A PROPOS DE L’ARTISTE

Née dans un village des Andes colombiennes, Berta est diplômée de l’École des beaux-arts de l’université nationale de Colombie, à Bogotá, où elle a travaillé et exposé avec plusieurs collectifs d’artistes dans les années 1990, tout en étant professeure d’arts plastiques dans un établissement d’enseignement secondaire.

Depuis 2000, elle vit et travaille dans le sud-ouest de la France, en Ariège.

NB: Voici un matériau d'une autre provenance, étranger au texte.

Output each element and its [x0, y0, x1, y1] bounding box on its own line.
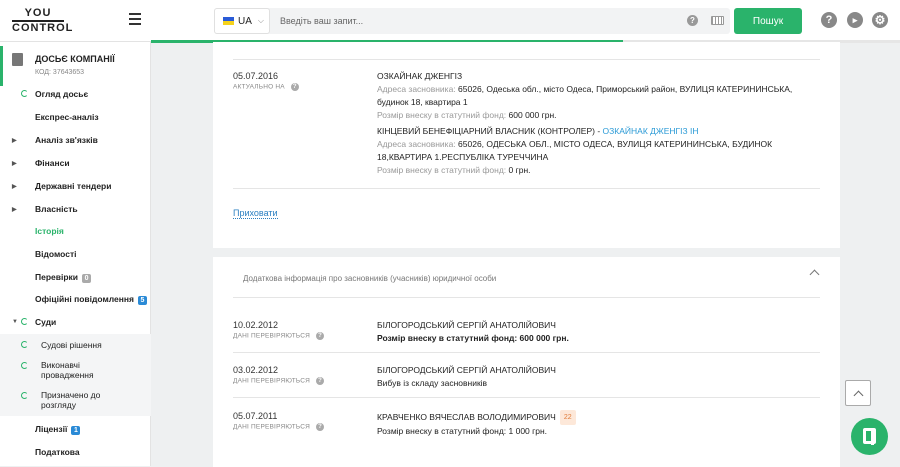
sidebar-item-overview[interactable]: Огляд досьє — [0, 83, 151, 105]
sidebar-item-finance[interactable]: ▶ Фінанси — [0, 152, 151, 174]
loading-icon — [21, 392, 28, 399]
founder-name: БІЛОГОРОДСЬКИЙ СЕРГІЙ АНАТОЛІЙОВИЧ — [377, 365, 556, 375]
address-label: Адреса засновника: — [377, 84, 456, 94]
divider — [233, 397, 820, 398]
dossier-header[interactable]: ДОСЬЄ КОМПАНІЇ КОД: 37643653 — [0, 46, 151, 86]
gear-icon[interactable]: ⚙ — [872, 12, 888, 28]
sidebar-item-history[interactable]: Історія — [0, 220, 151, 242]
record-date-label: АКТУАЛЬНО НА? — [233, 83, 299, 91]
sidebar-item-tenders[interactable]: ▶ Державні тендери — [0, 175, 151, 197]
history-card: 05.07.2016 АКТУАЛЬНО НА? ОЗКАЙНАК ДЖЕНГІ… — [213, 42, 840, 248]
fund-value: 600 000 грн. — [508, 110, 557, 120]
count-badge: 1 — [71, 425, 81, 435]
sidebar-item-licenses[interactable]: Ліцензії 1 — [0, 418, 151, 440]
caret-right-icon: ▶ — [12, 137, 17, 144]
question-icon[interactable]: ? — [821, 12, 837, 28]
company-icon — [12, 53, 23, 66]
language-label: UA — [238, 15, 252, 27]
info-icon[interactable]: ? — [316, 423, 325, 431]
megaphone-icon[interactable]: ▸ — [847, 12, 863, 28]
address-label: Адреса засновника: — [377, 139, 456, 149]
top-bar: YOU CONTROL UA ⌵ ? Пошук ? ▸ ⚙ — [0, 0, 900, 42]
chevron-down-icon: ⌵ — [257, 16, 264, 25]
sidebar-item-notices[interactable]: Офіційні повідомлення 5 — [0, 288, 151, 310]
keyboard-icon[interactable] — [711, 16, 724, 25]
founder-row: КРАВЧЕНКО ВЯЧЕСЛАВ ВОЛОДИМИРОВИЧ 22 Розмі… — [377, 410, 817, 438]
search-input[interactable] — [274, 8, 664, 34]
founder-detail: Розмір внеску в статутний фонд: 1 000 гр… — [377, 426, 548, 436]
search-bar: UA ⌵ ? — [214, 8, 730, 34]
sidebar-sub-scheduled[interactable]: Призначено до розгляду — [0, 386, 151, 416]
sidebar-item-info[interactable]: Відомості — [0, 243, 151, 265]
loading-icon — [21, 318, 28, 325]
beneficiary-title: КІНЦЕВИЙ БЕНЕФІЦІАРНИЙ ВЛАСНИК (КОНТРОЛЕ… — [377, 126, 601, 136]
sidebar-item-tax[interactable]: Податкова — [0, 441, 151, 463]
logo-bottom: CONTROL — [12, 20, 74, 34]
chevron-up-icon — [853, 390, 864, 401]
loading-icon — [21, 362, 28, 369]
scroll-top-button[interactable] — [845, 380, 871, 406]
caret-right-icon: ▶ — [12, 160, 17, 167]
founder-detail: Розмір внеску в статутний фонд: 600 000 … — [377, 333, 569, 343]
record-date: 05.07.2016 — [233, 71, 279, 81]
caret-down-icon: ▼ — [12, 319, 18, 325]
ukraine-flag-icon — [223, 17, 234, 25]
logo-top: YOU — [24, 7, 52, 19]
record-date-label: ДАНІ ПЕРЕВІРЯЮТЬСЯ? — [233, 423, 325, 431]
language-select[interactable]: UA ⌵ — [214, 8, 270, 34]
sidebar-item-links[interactable]: ▶ Аналіз зв'язків — [0, 129, 151, 151]
divider — [233, 188, 820, 189]
founder-detail: Вибув із складу засновників — [377, 378, 488, 388]
record-date: 10.02.2012 — [233, 320, 279, 330]
record-date: 03.02.2012 — [233, 365, 279, 375]
founder-record: ОЗКАЙНАК ДЖЕНГІЗ Адреса засновника: 6502… — [377, 70, 817, 122]
hide-link[interactable]: Приховати — [233, 208, 278, 219]
sidebar-item-express[interactable]: Експрес-аналіз — [0, 106, 151, 128]
record-date: 05.07.2011 — [233, 411, 278, 421]
sidebar-item-courts[interactable]: ▼ Суди — [0, 311, 151, 333]
info-icon[interactable]: ? — [290, 83, 299, 91]
beneficiary-link[interactable]: ОЗКАЙНАК ДЖЕНГІЗ ІН — [603, 126, 699, 136]
count-badge: 5 — [138, 295, 147, 305]
sidebar-item-property[interactable]: ▶ Власність — [0, 198, 151, 220]
founder-row: БІЛОГОРОДСЬКИЙ СЕРГІЙ АНАТОЛІЙОВИЧ Вибув… — [377, 364, 817, 390]
sidebar-sub-enforcement[interactable]: Виконавчі провадження — [0, 356, 151, 386]
divider — [233, 352, 820, 353]
founder-name: ОЗКАЙНАК ДЖЕНГІЗ — [377, 71, 463, 81]
founder-row: БІЛОГОРОДСЬКИЙ СЕРГІЙ АНАТОЛІЙОВИЧ Розмі… — [377, 319, 817, 345]
caret-right-icon: ▶ — [12, 183, 17, 190]
chat-icon — [863, 428, 876, 444]
info-icon[interactable]: ? — [316, 377, 325, 385]
info-icon[interactable]: ? — [316, 332, 325, 340]
record-date-label: ДАНІ ПЕРЕВІРЯЮТЬСЯ? — [233, 332, 325, 340]
chevron-up-icon[interactable] — [809, 269, 820, 280]
chat-button[interactable] — [851, 418, 888, 455]
sidebar: ДОСЬЄ КОМПАНІЇ КОД: 37643653 Огляд досьє… — [0, 42, 151, 466]
loading-icon — [21, 90, 28, 97]
search-button[interactable]: Пошук — [734, 8, 802, 34]
loading-icon — [21, 341, 28, 348]
count-badge: 0 — [82, 273, 92, 283]
divider — [233, 297, 820, 298]
founder-name: БІЛОГОРОДСЬКИЙ СЕРГІЙ АНАТОЛІЙОВИЧ — [377, 320, 556, 330]
beneficiary-record: КІНЦЕВИЙ БЕНЕФІЦІАРНИЙ ВЛАСНИК (КОНТРОЛЕ… — [377, 125, 817, 177]
fund-label: Розмір внеску в статутний фонд: — [377, 165, 507, 175]
count-badge: 22 — [559, 410, 576, 425]
dossier-code: КОД: 37643653 — [35, 69, 85, 76]
caret-right-icon: ▶ — [12, 206, 17, 213]
logo[interactable]: YOU CONTROL — [12, 7, 74, 34]
sidebar-sub-court-decisions[interactable]: Судові рішення — [0, 334, 151, 356]
dossier-title: ДОСЬЄ КОМПАНІЇ — [35, 54, 115, 64]
sidebar-item-checks[interactable]: Перевірки 0 — [0, 266, 151, 288]
section-title: Додаткова інформація про засновників (уч… — [243, 274, 497, 283]
menu-collapse-icon[interactable] — [129, 13, 141, 25]
help-icon[interactable]: ? — [687, 15, 698, 26]
additional-info-card: Додаткова інформація про засновників (уч… — [213, 257, 840, 467]
record-date-label: ДАНІ ПЕРЕВІРЯЮТЬСЯ? — [233, 377, 325, 385]
fund-value: 0 грн. — [508, 165, 531, 175]
founder-name: КРАВЧЕНКО ВЯЧЕСЛАВ ВОЛОДИМИРОВИЧ — [377, 411, 556, 422]
divider — [233, 59, 820, 60]
fund-label: Розмір внеску в статутний фонд: — [377, 110, 507, 120]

Au cœur de sa pratique artistique, essentiellement orientée vers la photographie, des notions telles que l’utilisation raisonnée des ressources, la biodégradabilité et le respect du vivant se consolident comme des éléments déterminants dans le processus créatif.

Aujourd’hui, elle explore non seulement des procédés photographiques anciens, tels que le cyanotype, l’anthotype et le tirage à la chlorophylle, qu’elle qualifie d’humbles car ils ne requièrent pas de grands moyens techniques et sont respectueux de l’environnement, mais aussi des supports photographiques non conventionnels, comme le carton recyclé ou des matières organiques telles que la cellulose bactérienne.

Comment donner un corps à la photographie, un terrain où le temps, la matière et parfois même la vie se rencontrent pour transcender l’image ? Telle est la question qui traverse ses recherches, après une résidence au Basque BioDesign Center de Bilbao en début d’année.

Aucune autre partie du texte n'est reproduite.